TEMPORA and allied projects may be impressive. But in inventing them, the western espionage agencies seemed oblivious to the larger picture: that the state was now indiscriminately collecting the communications of millions of people, without their knowledge or consent.
In the past, British spooks attached crocodile clips on copper wires to eavesdrop on the phone calls of thieves and villains or Irish Republican terrorists. These were individual targets approved on individual ministerial warrants: the identifiable bad guys. Now, though, the NSA and GCHQ were hoovering up data from everyone on a Brobdingnagian scale. This included data from a majority of people who were entirely innocent.
Officials insist they don’t have the analysts to sift through all this private correspondence. One told the Guardian : ‘The vast majority of the data is discarded without being looked at… we simply don’t have the resources.’ He said: ‘If you had the impression we are reading millions of emails, we are not. There is no intention in this whole program to use it for looking at UK domestic traffic – British people talking to each other.’ The head of GCHQ, Sir Iain Lobban, publicly repeats the spies’ favourite analogy of a ‘vast haystack of data’, containing needles.
The haystack does, of course, consist of the communications of both Britons and foreigners. GCHQ’s mass sweepings included among other things the contents of cables linking the international data centres belonging to Google and Yahoo, where they passed across British territory.

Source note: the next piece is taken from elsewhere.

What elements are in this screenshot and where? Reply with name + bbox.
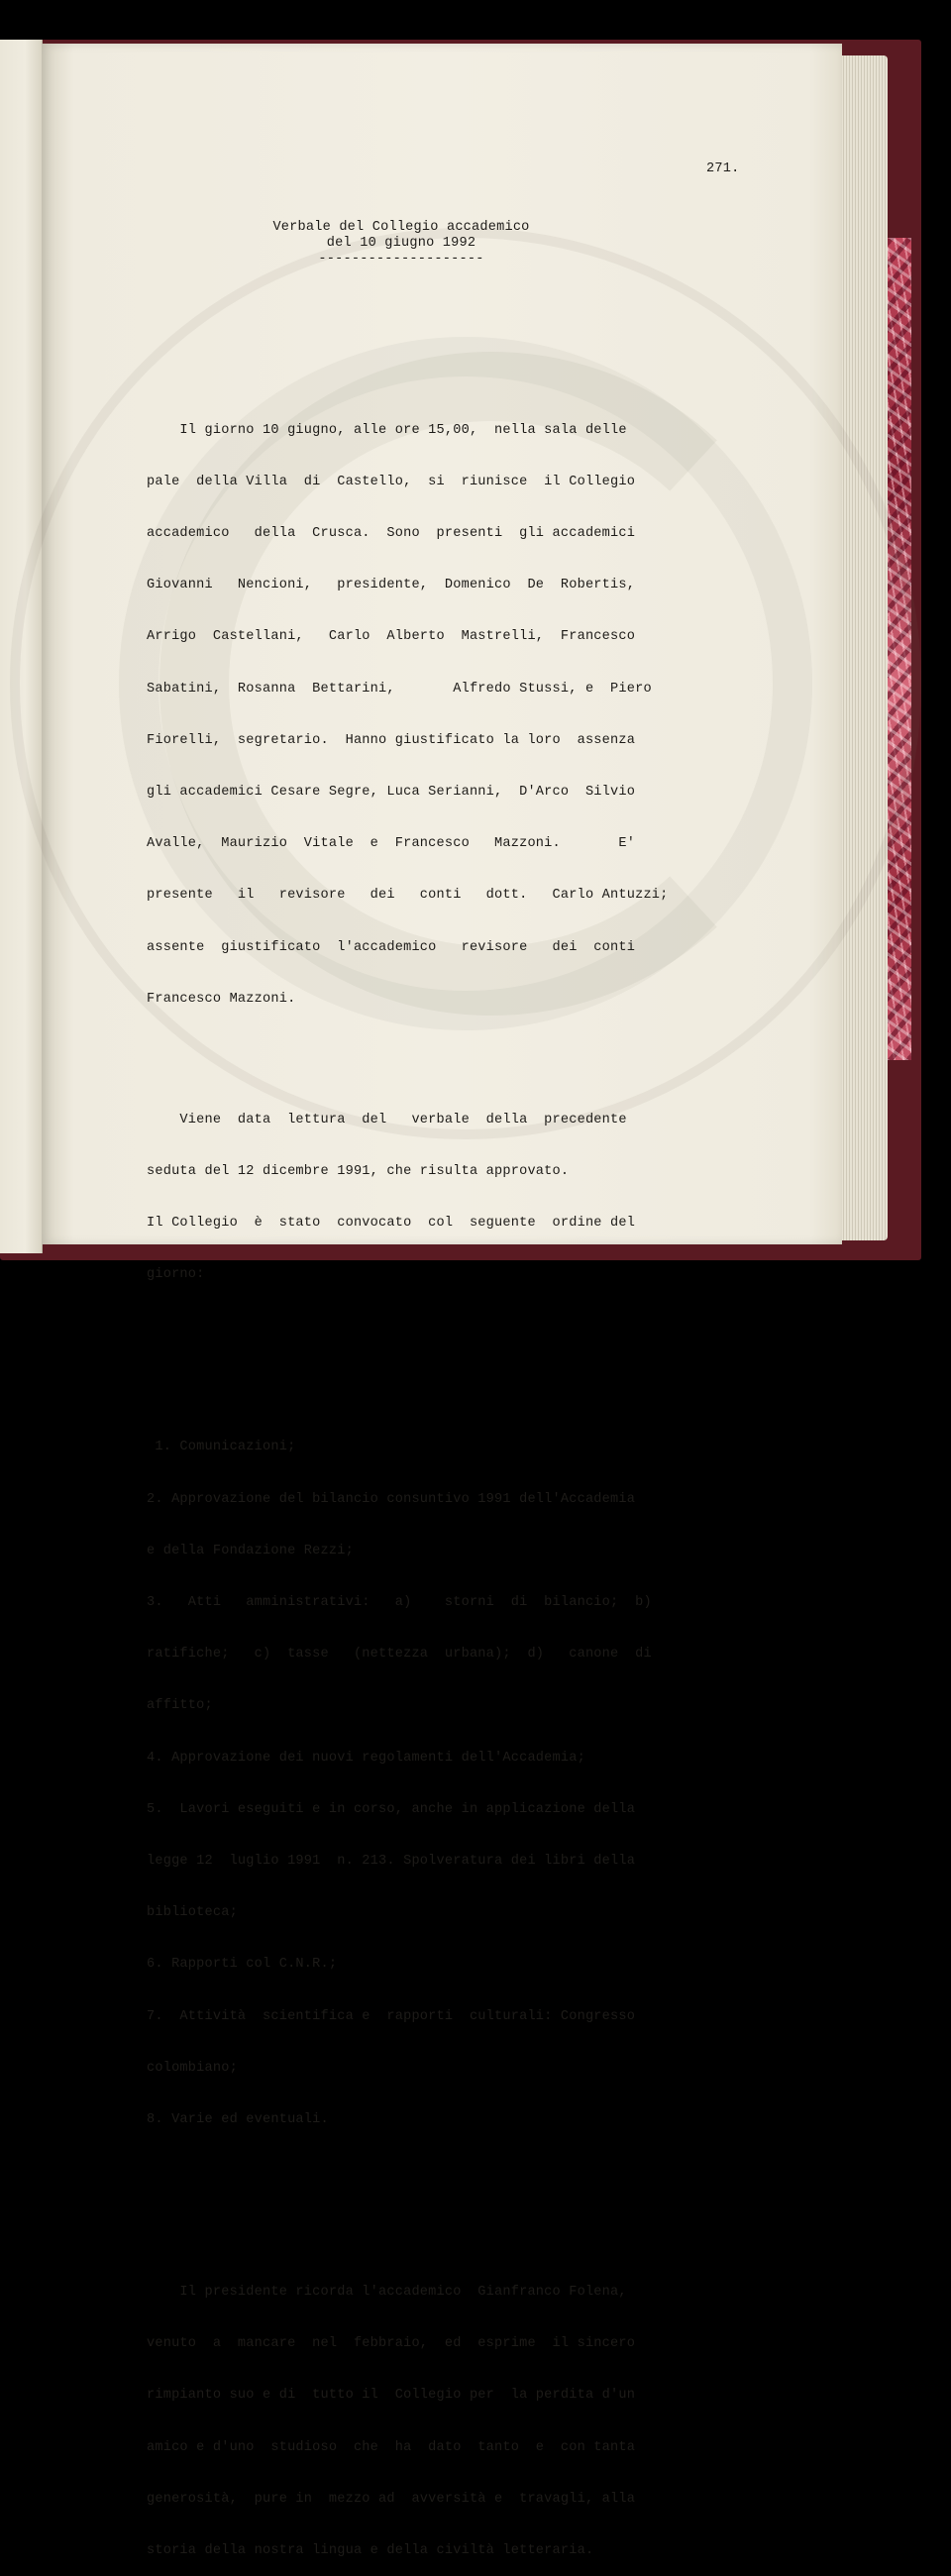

The British spies quote obscure UK legislation dating from 2000, which permits unrestrained foreign intelligence-gathering. They say this Regulation of Investigatory Powers Act (RIPA) allows them to bulk-collect all ‘external’ internet communications. ‘We turn somersaults to obey its spirit and letter,’ one said. The word ‘external’ is interpreted – some would say twisted – to mean anything tapped from a cable that has at least one foreign end. Because of the way internet links work, this means that anyone in Britain who sends an email is often also talking to GCHQ. Not something the ordinary paying customer who signs up to BT and Google can find on their contract, even in the very smallest print.
Both the British and the Americans can make secret searches inside this ‘haystack’ of mass data for patterns of behaviour, for contact chaining of groups of friends and for target individuals. Secret letters signed by British foreign secretaries – the first was Labour’s David Miliband in 2009, the next the Conservatives’ William Hague – apparently authorise queries made with a view to investigating foreign political intentions, nuclear proliferation, terrorism, serious financial crime and the UK’s ‘economic wellbeing’. How is this policed? Government lawyers have since demonstrated in British cases that the word ‘terrorism’ is capable of being interpreted very widely.